Sunday, March 7, 2021
Event with Laurie Anderson
Please register for it, it's free and it's going to be quite a performance. Laurie (my friend!) is hugely adept at masks on Zoom, it's going to be amazing. I'll be helping her out during the performance.
Thursday, March 4, 2021
New Podcast on the Subatomic Structure of Fascism
I just made it! And you'll find over 8 hours of podcasts if you join over 200 of us donating money to the NAACP lawsuit against the ex-President, his lawyer and two fascist organizations for the fascist coup of January 6! What's not to like?!

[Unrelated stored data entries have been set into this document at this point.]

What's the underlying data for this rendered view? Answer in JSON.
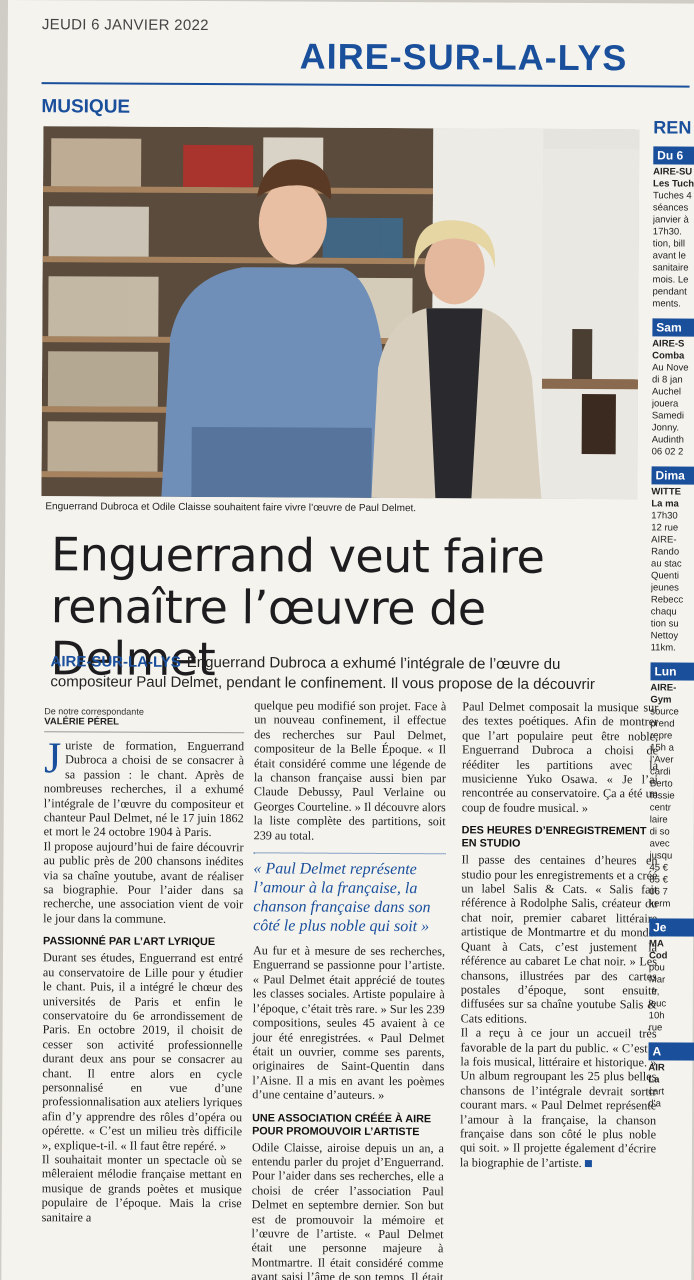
{
  "header": {
    "date": "JEUDI 6 JANVIER 2022",
    "city": "AIRE-SUR-LA-LYS",
    "rubric": "MUSIQUE"
  },
  "photo": {
    "caption": "Enguerrand Dubroca et Odile Claisse souhaitent faire vivre l’œuvre de Paul Delmet."
  },
  "article": {
    "title_line1": "Enguerrand veut faire",
    "title_line2": "renaître l’œuvre de Delmet",
    "chapo_location": "AIRE-SUR-LA-LYS",
    "chapo_text": "Enguerrand Dubroca a exhumé l’intégrale de l’œuvre du compositeur Paul Delmet, pendant le confinement. Il vous propose de la découvrir",
    "byline_label": "De notre correspondante",
    "byline_name": "VALÉRIE PÉREL",
    "dropcap": "J",
    "p1": "uriste de formation, Enguerrand Dubroca a choisi de se consacrer à sa passion : le chant. Après de nombreuses recherches, il a exhumé l’intégrale de l’œuvre du compositeur et chanteur Paul Delmet, né le 17 juin 1862 et mort le 24 octobre 1904 à Paris.",
    "p2": "Il propose aujourd’hui de faire découvrir au public près de 200 chansons inédites via sa chaîne youtube, avant de réaliser sa biographie. Pour l’aider dans sa recherche, une association vient de voir le jour dans la commune.",
    "sub1": "PASSIONNÉ PAR L’ART LYRIQUE",
    "p3": "Durant ses études, Enguerrand est entré au conservatoire de Lille pour y étudier le chant. Puis, il a intégré le chœur des universités de Paris et enfin le conservatoire du 6e arrondissement de Paris. En octobre 2019, il choisit de cesser son activité professionnelle durant deux ans pour se consacrer au chant. Il entre alors en cycle personnalisé en vue d’une professionnalisation aux ateliers lyriques afin d’y apprendre des rôles d’opéra ou opérette. « C’est un milieu très difficile », explique-t-il. « Il faut être repéré. »",
    "p4": "Il souhaitait monter un spectacle où se mêleraient mélodie française mettant en musique de grands poètes et musique populaire de l’époque. Mais la crise sanitaire a",
    "p5": "quelque peu modifié son projet. Face à un nouveau confinement, il effectue des recherches sur Paul Delmet, compositeur de la Belle Époque. « Il était considéré comme une légende de la chanson française aussi bien par Claude Debussy, Paul Verlaine ou Georges Courteline. » Il découvre alors la liste complète des partitions, soit 239 au total.",
    "quote": "« Paul Delmet représente l’amour à la française, la chanson française dans son côté le plus noble qui soit »",
    "p6": "Au fur et à mesure de ses recherches, Enguerrand se passionne pour l’artiste. « Paul Delmet était apprécié de toutes les classes sociales. Artiste populaire à l’époque, c’était très rare. » Sur les 239 compositions, seules 45 avaient à ce jour été enregistrées. « Paul Delmet était un ouvrier, comme ses parents, originaires de Saint-Quentin dans l’Aisne. Il a mis en avant les poèmes d’une centaine d’auteurs. »",
    "sub2": "UNE ASSOCIATION CRÉÉE À AIRE POUR PROMOUVOIR L’ARTISTE",
    "p7": "Odile Claisse, airoise depuis un an, a entendu parler du projet d’Enguerrand. Pour l’aider dans ses recherches, elle a choisi de créer l’association Paul Delmet en septembre dernier. Son but est de promouvoir la mémoire et l’œuvre de l’artiste. « Paul Delmet était une personne majeure à Montmartre. Il était considéré comme ayant saisi l’âme de son temps. Il était spécialisé dans l’amour avec quelques chansons humoristiques. Puis, il est tombé dans l’oubli. »",
    "p8": "Paul Delmet composait la musique sur des textes poétiques. Afin de montrer que l’art populaire peut être noble, Enguerrand Dubroca a choisi de rééditer les partitions avec la musicienne Yuko Osawa. « Je l’ai rencontrée au conservatoire. Ça a été un coup de foudre musical. »",
    "sub3": "DES HEURES D’ENREGISTREMENT EN STUDIO",
    "p9": "Il passe des centaines d’heures en studio pour les enregistrements et a créé un label Salis & Cats. « Salis fait référence à Rodolphe Salis, créateur du chat noir, premier cabaret littéraire artistique de Montmartre et du monde. Quant à Cats, c’est justement la référence au cabaret Le chat noir. » Les chansons, illustrées par des cartes postales d’époque, sont ensuite diffusées sur sa chaîne youtube Salis & Cats editions.",
    "p10": "Il a reçu à ce jour un accueil très favorable de la part du public. « C’est à la fois musical, littéraire et historique. » Un album regroupant les 25 plus belles chansons de l’intégrale devrait sortir courant mars. « Paul Delmet représente l’amour à la française, la chanson française dans son côté le plus noble qui soit. » Il projette également d’écrire la biographie de l’artiste."
  },
  "sidebar": {
    "head": "REN",
    "tab1": "Du 6",
    "t1": [
      "AIRE-SU",
      "Les Tuch",
      "Tuches 4",
      "séances",
      "janvier à",
      "17h30.",
      "tion, bill",
      "avant le",
      "sanitaire",
      "mois. Le",
      "pendant",
      "ments."
    ],
    "tab2": "Sam",
    "t2": [
      "AIRE-S",
      "Comba",
      "Au Nove",
      "di 8 jan",
      "Auchel",
      "jouera",
      "Samedi",
      "Jonny.",
      "Audinth",
      "06 02 2"
    ],
    "tab3": "Dima",
    "t3": [
      "WITTE",
      "La ma",
      "17h30",
      "12 rue",
      "AIRE-",
      "Rando",
      "au stac",
      "Quenti",
      "jeunes",
      "Rebecc",
      "chaqu",
      "tion su",
      "Nettoy",
      "11km."
    ],
    "tab4": "Lun",
    "t4": [
      "AIRE-",
      "Gym",
      "source",
      "prend",
      "repre",
      "15h a",
      "l’Aver",
      "cardi",
      "Berto",
      "fessie",
      "centr",
      "laire",
      "di so",
      "avec",
      "jusqu",
      "45 €",
      "85 €",
      "06 7",
      "kerm"
    ],
    "tab5": "Je",
    "t5": [
      "MA",
      "Cod",
      "pou",
      "Mar",
      ".fr,",
      "jeuc",
      "10h",
      "rue"
    ],
    "tab6": "A",
    "t6": [
      "AIR",
      "La",
      "cart",
      "d’a"
    ]
  }
}
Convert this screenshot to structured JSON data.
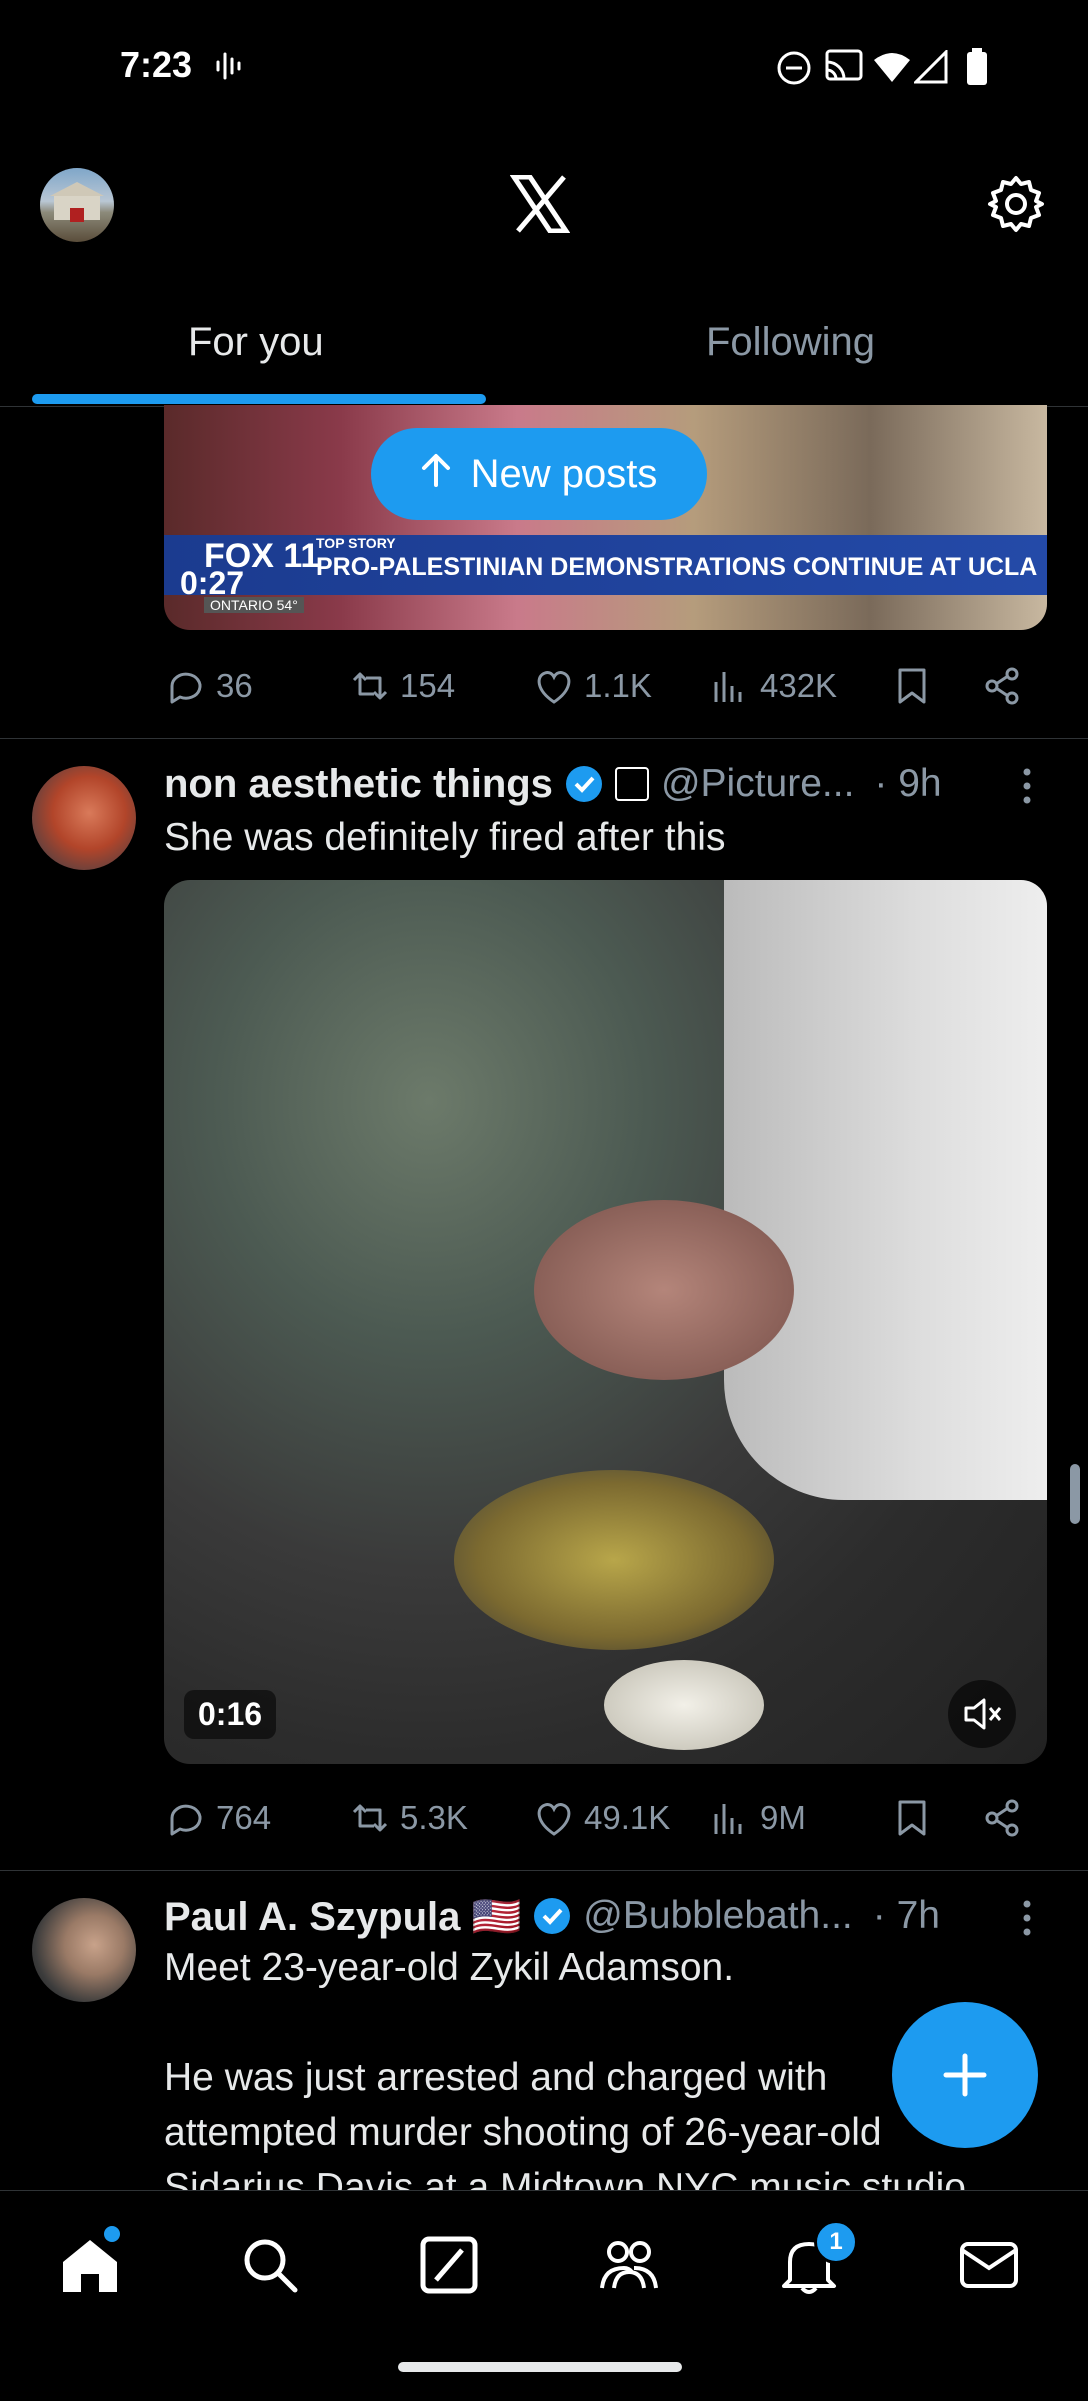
{
  "status_bar": {
    "time": "7:23"
  },
  "header": {
    "logo": "X",
    "settings_icon": "gear-icon",
    "avatar": "profile-avatar"
  },
  "tabs": [
    {
      "label": "For you",
      "active": true
    },
    {
      "label": "Following",
      "active": false
    }
  ],
  "new_posts_pill": {
    "label": "New posts"
  },
  "post1": {
    "video_duration": "0:27",
    "news_banner_tag": "TOP STORY",
    "news_banner": "PRO-PALESTINIAN DEMONSTRATIONS CONTINUE AT UCLA",
    "channel_logo": "FOX 11",
    "channel_sub": "ONTARIO",
    "channel_temp": "54°",
    "stats": {
      "replies": "36",
      "reposts": "154",
      "likes": "1.1K",
      "views": "432K"
    }
  },
  "post2": {
    "display_name": "non aesthetic things",
    "handle": "@Picture...",
    "time": "· 9h",
    "text": "She was definitely fired after this",
    "video_duration": "0:16",
    "stats": {
      "replies": "764",
      "reposts": "5.3K",
      "likes": "49.1K",
      "views": "9M"
    }
  },
  "post3": {
    "display_name": "Paul A. Szypula 🇺🇸",
    "handle": "@Bubblebath...",
    "time": "· 7h",
    "line1": "Meet 23-year-old Zykil Adamson.",
    "line2": "He was just arrested and charged with",
    "line3": "attempted murder shooting of 26-year-old",
    "line4": "Sidarius Davis at a Midtown NYC music studio"
  },
  "nav": {
    "notifications_badge": "1"
  },
  "colors": {
    "accent": "#1d9bf0",
    "background": "#000000",
    "secondary_text": "#8b98a5"
  }
}
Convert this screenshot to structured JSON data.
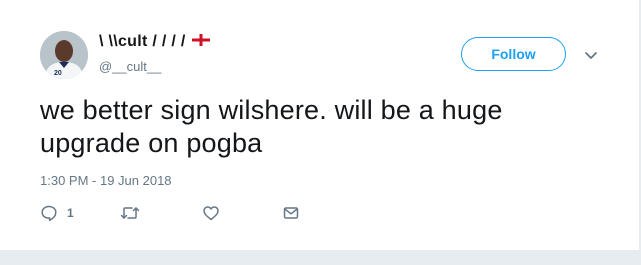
{
  "tweet": {
    "display_name": "\\ \\\\cult / / / /",
    "handle": "@__cult__",
    "text": "we better sign wilshere. will be a huge upgrade on pogba",
    "timestamp": "1:30 PM - 19 Jun 2018",
    "avatar_jersey_number": "20"
  },
  "follow_button": {
    "label": "Follow"
  },
  "actions": {
    "reply_count": "1",
    "reply_icon": "reply-icon",
    "retweet_icon": "retweet-icon",
    "like_icon": "heart-icon",
    "dm_icon": "envelope-icon"
  },
  "colors": {
    "accent": "#1da1f2",
    "text": "#14171a",
    "secondary": "#657786",
    "background": "#e6ecf0",
    "flag_red": "#ce1124"
  }
}
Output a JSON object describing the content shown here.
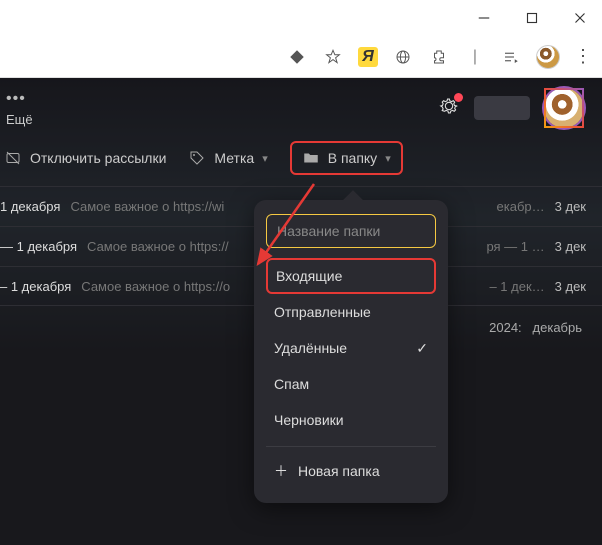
{
  "window": {
    "minimize": "—",
    "maximize": "☐",
    "close": "✕"
  },
  "header": {
    "more_dots": "•••",
    "more_label": "Ещё"
  },
  "toolbar": {
    "unsubscribe": "Отключить рассылки",
    "label": "Метка",
    "to_folder": "В папку"
  },
  "rows": [
    {
      "subject": "1 декабря",
      "preview": "Самое важное о https://wi",
      "tail": "екабр…",
      "date": "3 дек"
    },
    {
      "subject": "— 1 декабря",
      "preview": "Самое важное о https://",
      "tail": "ря — 1 …",
      "date": "3 дек"
    },
    {
      "subject": "– 1 декабря",
      "preview": "Самое важное о https://o",
      "tail": "– 1 дек…",
      "date": "3 дек"
    }
  ],
  "footer": {
    "year": "2024:",
    "month": "декабрь"
  },
  "dropdown": {
    "placeholder": "Название папки",
    "items": [
      {
        "label": "Входящие",
        "checked": false,
        "highlight": true
      },
      {
        "label": "Отправленные",
        "checked": false
      },
      {
        "label": "Удалённые",
        "checked": true
      },
      {
        "label": "Спам",
        "checked": false
      },
      {
        "label": "Черновики",
        "checked": false
      }
    ],
    "new_folder": "Новая папка"
  },
  "colors": {
    "accent_red": "#e53935",
    "accent_yellow": "#f5c842"
  }
}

Also in this episode, if you're interested, there's an outline of my theory of time and some thoughts on the Anthropocene.
Friday, February 19, 2021
Mission Statement
Because of the weather in Houston it wasn't possible for me to prepare for my stint at the wonderful Eyebeam. Hopefully I can be present there soon but I did send them this mission statement:
Friday, January 1, 2021
interview with the director of Gunda
I'm very proud of this. It's a beautiful film about, mostly, a pig.